American Expatriate Costa Rica

Treasury assures it will return taxes in private health

The Ministry of Finance ensures that the taxes for private health proposed in the bill on tax reform will be returned to the consumer.

Nogui Acosta, deputy minister of the portfolio, reacted to an article published by CRHoy.com exposing the increase of taxes with the Government’s proposals. Costa Ricans will have to pay about two thousand colones more for an appointment with a specialist doctor.

They will return (those two thousand colones) to the user, but, as long as we do not have a return mechanism (if no card is used), the tax remains at zero,”

said Acosta.

The bill stipulates that until the return system is in operation, the health services will remain exempt.

The deputy minister argued that, when a good is exonerated, it applies to the rich and the poor alike, therefore, the vital thing is to look for mechanisms to return it to those of the lower classes, but as always, the upper class will pay higher prices because they consume more goods. But the possibility of exoneration has no place.
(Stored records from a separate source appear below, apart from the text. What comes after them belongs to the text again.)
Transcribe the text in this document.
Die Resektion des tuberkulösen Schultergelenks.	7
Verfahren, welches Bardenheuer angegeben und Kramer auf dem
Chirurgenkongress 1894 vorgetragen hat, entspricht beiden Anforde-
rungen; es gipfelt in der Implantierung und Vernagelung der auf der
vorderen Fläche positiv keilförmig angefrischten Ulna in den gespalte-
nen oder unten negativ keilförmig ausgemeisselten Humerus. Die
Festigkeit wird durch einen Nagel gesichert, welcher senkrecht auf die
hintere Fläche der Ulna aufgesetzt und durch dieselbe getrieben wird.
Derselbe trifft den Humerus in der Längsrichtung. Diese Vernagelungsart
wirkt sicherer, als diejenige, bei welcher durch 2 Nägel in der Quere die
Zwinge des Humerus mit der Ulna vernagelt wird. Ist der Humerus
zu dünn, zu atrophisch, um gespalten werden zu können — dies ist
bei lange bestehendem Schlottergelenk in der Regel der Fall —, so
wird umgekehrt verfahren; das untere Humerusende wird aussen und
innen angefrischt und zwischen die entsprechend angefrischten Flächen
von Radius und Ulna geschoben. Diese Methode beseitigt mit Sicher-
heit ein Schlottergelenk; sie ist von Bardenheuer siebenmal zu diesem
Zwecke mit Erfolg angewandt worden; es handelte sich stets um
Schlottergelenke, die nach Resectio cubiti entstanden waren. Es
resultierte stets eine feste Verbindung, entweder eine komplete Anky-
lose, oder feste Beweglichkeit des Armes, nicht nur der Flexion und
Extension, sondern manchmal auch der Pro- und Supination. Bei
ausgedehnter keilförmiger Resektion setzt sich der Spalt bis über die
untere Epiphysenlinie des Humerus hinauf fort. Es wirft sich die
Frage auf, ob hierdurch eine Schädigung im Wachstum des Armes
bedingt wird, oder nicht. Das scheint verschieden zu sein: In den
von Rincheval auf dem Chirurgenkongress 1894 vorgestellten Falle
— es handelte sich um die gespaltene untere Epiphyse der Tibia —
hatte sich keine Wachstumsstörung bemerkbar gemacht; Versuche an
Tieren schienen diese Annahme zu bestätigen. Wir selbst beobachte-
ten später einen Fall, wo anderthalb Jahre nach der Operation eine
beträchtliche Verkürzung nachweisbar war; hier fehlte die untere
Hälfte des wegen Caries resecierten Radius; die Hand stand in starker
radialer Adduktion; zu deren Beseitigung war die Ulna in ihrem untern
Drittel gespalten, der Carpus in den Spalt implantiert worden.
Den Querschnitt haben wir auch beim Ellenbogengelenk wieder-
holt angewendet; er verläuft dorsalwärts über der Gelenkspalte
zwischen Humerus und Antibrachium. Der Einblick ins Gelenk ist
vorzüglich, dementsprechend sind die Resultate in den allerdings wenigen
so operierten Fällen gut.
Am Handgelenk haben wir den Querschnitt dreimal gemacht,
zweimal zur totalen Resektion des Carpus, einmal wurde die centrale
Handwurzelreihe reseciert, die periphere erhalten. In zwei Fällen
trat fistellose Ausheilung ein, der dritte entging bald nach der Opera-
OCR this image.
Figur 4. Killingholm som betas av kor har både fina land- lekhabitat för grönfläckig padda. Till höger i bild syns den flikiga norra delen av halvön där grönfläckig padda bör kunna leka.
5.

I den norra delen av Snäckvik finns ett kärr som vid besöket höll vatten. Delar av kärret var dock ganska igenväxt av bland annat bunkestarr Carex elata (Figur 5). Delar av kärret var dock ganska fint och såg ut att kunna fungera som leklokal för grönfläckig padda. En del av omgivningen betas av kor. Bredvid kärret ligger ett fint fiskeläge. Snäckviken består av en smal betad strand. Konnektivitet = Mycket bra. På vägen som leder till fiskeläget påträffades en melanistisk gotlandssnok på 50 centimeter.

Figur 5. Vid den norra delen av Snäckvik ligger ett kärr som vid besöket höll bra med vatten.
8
Even the Treasury is making a document to define how much money they will receive with the new taxes because they intend to generate resources to alleviate the fiscal deficit.

According to data in the reports of the Comptroller General of the Republic (CGR) in the last six years, budgetary under-executions meant 2.5 trillion colones, equivalent to 7.2% of the Gross Domestic Product (GDP), that is, the same amount considered as missing in the public finances of the State after offsetting the income and expenses.

However, Acosta argued that these are resources that the government never had in its hands.